Learning about religious customs
The evening was a big success, and everyone genuinely seemed to have a great time. There were multiple rituals which were optional to join in with, including lighting candles and washing hands, followed by prayers which were all written down for us on hand-outs so if we wanted to take part we could. Everything was explained as we went along, from the religious customs to what classifies food as kosher, to any other questions that people asked as the evening progressed. This not only helped the guests understand why we were doing things the way we were, but also kept everyone comfortable with what we were doing.
The food was amazing. Plus, being free, was probably a big help in why there were so many guests, but genuinely it was delicious. A three course meal paid for by the Union of Jewish Students left everyone feeling fat and happy, and taking left-overs home with them. For most of the attendees, including myself, some of the food looked unrecognisable to anything in our regular diets, but there was a general positive attitude amongst guests of wanting to try everything – which quickly turned into wanting to eat everything. This also resulted in us all trying to hide our bulging stomachs for the group photo at the end.

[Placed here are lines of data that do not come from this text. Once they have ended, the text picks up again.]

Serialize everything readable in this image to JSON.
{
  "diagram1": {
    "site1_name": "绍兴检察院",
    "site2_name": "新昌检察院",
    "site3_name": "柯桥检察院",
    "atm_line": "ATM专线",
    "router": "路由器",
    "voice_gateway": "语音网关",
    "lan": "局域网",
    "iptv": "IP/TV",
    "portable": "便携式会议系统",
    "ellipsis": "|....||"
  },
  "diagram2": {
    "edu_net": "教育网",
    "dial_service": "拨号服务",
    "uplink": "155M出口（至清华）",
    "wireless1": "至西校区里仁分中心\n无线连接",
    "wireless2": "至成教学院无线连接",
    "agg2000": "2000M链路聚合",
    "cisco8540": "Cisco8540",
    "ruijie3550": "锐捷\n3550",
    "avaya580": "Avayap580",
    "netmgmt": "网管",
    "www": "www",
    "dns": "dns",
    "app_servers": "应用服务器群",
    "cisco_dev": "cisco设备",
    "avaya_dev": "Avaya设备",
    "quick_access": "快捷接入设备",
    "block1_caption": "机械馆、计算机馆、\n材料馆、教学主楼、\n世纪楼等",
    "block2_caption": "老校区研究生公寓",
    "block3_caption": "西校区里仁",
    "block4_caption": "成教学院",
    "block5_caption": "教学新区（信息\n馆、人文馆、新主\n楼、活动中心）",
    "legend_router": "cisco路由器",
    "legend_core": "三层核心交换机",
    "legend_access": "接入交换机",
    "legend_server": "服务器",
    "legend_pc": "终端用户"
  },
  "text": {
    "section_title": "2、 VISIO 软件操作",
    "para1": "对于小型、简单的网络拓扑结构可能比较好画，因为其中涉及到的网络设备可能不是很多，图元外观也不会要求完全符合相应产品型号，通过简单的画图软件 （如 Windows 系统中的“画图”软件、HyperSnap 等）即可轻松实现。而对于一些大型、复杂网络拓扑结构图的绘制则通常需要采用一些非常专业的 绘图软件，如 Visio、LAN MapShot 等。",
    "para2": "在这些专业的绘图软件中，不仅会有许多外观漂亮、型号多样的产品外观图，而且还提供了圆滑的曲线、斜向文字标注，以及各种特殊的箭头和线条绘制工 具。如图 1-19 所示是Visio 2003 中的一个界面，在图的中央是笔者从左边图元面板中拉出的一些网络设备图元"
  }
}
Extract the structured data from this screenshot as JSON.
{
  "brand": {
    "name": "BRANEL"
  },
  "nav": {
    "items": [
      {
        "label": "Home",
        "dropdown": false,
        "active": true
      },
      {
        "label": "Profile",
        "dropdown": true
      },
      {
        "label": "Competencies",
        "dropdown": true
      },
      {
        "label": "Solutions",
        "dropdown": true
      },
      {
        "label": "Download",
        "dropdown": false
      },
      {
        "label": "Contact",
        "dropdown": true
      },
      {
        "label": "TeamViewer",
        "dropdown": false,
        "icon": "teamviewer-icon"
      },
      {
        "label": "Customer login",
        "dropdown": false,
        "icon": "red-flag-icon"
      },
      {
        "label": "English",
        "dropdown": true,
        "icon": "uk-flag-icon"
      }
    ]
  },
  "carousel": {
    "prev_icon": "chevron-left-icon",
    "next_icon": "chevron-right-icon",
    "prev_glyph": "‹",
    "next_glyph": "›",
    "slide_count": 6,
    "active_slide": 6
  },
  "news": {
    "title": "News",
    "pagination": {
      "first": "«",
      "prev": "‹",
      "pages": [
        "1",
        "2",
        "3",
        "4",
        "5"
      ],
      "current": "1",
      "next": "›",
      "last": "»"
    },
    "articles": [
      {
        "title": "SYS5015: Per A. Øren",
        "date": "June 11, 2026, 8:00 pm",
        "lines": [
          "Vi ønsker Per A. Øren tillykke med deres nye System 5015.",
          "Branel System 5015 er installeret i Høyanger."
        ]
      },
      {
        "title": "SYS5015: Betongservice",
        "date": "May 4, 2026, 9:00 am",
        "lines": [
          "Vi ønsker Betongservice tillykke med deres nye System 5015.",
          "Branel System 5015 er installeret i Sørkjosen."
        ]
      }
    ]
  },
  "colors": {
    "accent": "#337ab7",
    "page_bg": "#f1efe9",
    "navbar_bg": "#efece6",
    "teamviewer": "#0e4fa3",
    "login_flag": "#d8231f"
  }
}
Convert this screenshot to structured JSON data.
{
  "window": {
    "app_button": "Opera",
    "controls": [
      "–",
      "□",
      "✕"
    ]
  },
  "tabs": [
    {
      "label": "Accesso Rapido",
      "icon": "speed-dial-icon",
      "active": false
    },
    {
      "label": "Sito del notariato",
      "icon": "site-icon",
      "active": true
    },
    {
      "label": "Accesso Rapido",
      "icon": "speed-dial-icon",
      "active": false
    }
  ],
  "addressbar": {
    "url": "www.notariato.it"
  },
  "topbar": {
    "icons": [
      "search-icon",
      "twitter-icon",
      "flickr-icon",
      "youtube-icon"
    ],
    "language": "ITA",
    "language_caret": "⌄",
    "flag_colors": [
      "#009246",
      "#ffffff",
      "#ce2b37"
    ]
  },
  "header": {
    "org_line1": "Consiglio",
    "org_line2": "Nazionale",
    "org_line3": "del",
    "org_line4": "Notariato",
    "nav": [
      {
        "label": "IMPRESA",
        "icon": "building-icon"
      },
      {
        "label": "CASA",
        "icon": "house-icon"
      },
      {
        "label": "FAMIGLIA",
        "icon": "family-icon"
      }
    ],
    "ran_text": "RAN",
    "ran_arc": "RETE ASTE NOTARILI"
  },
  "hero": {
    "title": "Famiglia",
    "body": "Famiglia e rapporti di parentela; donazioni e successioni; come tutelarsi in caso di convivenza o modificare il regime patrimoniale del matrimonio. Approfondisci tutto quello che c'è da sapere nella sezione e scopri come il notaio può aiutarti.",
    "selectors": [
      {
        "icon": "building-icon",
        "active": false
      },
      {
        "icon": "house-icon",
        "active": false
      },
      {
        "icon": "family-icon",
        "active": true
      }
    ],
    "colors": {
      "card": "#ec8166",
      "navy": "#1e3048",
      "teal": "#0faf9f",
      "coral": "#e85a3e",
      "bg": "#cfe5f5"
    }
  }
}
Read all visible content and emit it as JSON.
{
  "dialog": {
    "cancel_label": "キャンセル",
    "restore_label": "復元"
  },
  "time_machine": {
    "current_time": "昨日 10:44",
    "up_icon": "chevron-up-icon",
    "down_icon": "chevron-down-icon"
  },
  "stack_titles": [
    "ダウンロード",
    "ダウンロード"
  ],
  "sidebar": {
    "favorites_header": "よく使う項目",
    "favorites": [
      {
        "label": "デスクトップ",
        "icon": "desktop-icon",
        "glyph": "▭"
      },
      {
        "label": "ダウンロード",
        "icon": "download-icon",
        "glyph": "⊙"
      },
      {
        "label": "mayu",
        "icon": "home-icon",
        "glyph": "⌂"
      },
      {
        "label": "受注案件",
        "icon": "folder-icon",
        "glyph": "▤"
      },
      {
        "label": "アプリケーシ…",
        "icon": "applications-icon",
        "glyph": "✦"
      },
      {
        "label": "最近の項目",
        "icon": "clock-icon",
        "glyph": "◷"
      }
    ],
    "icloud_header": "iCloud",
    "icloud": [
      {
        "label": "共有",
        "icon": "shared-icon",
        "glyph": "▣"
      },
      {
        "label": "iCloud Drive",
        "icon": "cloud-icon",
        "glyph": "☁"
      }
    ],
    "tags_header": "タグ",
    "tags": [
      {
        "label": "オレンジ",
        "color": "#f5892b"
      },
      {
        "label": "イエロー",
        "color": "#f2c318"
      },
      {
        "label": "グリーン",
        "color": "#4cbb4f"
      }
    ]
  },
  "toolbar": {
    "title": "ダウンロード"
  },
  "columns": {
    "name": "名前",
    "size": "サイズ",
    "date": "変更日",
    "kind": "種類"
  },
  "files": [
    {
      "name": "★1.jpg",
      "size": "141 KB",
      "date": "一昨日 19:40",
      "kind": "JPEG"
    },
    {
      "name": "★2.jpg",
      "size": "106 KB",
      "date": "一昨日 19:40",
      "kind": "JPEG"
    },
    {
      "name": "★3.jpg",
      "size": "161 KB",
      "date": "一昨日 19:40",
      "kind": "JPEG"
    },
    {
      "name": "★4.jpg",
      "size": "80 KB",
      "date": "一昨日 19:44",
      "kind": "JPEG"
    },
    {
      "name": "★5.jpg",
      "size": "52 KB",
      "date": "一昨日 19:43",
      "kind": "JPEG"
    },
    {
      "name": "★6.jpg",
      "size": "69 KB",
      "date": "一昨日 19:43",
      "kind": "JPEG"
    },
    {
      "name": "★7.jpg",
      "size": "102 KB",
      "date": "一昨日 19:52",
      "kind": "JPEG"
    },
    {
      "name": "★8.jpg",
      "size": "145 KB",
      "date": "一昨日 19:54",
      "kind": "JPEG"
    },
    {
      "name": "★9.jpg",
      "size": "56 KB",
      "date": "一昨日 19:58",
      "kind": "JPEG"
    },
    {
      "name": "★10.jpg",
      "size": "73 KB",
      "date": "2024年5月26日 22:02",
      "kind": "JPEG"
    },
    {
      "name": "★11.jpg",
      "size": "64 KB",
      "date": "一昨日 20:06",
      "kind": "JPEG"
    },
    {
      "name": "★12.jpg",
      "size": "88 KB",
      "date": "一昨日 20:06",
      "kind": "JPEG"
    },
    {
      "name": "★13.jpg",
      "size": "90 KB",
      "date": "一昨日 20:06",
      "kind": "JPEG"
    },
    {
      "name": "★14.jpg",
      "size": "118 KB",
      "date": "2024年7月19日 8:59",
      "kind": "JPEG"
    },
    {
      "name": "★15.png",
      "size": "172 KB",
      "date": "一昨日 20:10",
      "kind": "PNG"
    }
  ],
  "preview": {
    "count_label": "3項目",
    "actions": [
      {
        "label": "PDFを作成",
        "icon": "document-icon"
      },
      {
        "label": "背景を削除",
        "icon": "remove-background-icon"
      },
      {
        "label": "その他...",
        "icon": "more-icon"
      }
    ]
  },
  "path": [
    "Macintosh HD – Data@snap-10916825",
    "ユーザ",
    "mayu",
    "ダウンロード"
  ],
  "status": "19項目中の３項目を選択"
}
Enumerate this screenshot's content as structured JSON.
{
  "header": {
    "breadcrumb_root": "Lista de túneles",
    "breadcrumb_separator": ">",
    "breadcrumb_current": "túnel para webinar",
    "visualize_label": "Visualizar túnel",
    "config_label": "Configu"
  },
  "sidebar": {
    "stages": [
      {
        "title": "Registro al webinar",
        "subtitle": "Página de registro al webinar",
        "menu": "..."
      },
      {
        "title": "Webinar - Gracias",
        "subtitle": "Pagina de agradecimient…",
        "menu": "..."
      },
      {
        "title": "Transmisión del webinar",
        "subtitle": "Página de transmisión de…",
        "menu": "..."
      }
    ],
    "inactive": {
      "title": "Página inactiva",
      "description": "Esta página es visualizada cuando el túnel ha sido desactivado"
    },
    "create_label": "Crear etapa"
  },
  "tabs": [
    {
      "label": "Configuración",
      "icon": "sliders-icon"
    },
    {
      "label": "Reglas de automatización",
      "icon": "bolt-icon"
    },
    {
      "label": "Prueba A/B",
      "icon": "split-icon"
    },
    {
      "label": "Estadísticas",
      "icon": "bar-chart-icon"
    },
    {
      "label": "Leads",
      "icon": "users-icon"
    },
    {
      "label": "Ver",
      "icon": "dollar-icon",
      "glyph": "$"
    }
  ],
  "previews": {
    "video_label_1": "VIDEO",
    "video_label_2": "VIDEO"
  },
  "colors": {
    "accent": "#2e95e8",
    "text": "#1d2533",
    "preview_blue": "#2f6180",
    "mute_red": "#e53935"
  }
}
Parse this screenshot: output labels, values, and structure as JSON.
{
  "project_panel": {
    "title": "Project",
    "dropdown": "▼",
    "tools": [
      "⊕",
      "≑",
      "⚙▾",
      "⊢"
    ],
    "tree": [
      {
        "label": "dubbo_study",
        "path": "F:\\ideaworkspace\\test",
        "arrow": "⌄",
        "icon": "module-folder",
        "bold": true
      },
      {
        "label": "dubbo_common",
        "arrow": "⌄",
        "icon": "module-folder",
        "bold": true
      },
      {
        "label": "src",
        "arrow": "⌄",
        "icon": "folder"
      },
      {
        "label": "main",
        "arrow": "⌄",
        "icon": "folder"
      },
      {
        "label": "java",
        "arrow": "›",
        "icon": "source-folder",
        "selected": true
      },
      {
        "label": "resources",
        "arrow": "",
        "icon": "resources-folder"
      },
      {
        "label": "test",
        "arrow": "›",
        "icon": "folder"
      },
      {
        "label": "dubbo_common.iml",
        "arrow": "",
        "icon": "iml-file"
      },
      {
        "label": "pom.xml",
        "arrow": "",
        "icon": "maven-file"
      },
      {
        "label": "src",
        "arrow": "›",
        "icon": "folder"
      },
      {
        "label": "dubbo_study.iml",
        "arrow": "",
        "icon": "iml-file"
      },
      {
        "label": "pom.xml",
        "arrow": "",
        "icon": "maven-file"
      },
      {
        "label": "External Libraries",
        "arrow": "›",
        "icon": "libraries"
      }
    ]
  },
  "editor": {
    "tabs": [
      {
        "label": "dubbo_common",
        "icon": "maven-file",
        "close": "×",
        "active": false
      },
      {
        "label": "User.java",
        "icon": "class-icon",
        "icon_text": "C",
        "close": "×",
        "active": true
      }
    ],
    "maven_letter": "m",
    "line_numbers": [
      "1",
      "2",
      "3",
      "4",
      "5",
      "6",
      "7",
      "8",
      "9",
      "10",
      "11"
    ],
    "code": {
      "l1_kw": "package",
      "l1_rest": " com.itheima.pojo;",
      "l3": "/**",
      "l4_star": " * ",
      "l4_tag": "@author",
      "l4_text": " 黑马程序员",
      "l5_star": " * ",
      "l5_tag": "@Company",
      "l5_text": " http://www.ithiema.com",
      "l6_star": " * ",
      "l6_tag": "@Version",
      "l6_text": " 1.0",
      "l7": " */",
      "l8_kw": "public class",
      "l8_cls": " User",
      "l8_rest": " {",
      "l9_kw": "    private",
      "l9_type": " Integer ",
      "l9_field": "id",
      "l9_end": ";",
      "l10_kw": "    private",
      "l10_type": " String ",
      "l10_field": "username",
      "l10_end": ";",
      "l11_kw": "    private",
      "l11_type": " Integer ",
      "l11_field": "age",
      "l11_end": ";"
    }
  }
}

In terms of the atmosphere, whilst we did do an ice-breaker and chat across social groups, most people attended with at least one other person that they knew which helped to keep everyone comfortable and more confident to speak up. It was a fun and relaxed evening, with the host Esther Malkinson, the Culture and Faith representative for the Societies’ Executive team, cracking jokes and keeping everyone in good spirits.
On a final note, I think credit should be given to the Jewish Society for pulling off such a fun, relaxed, and informative evening so flawlessly. The atmosphere was great, the food was delicious, and the only uncomfortable part of the evening was trying to walk home afterwards with such a full belly. Religious or not, I think a lot of us left wishing Friday night dinners were part of our regular routine.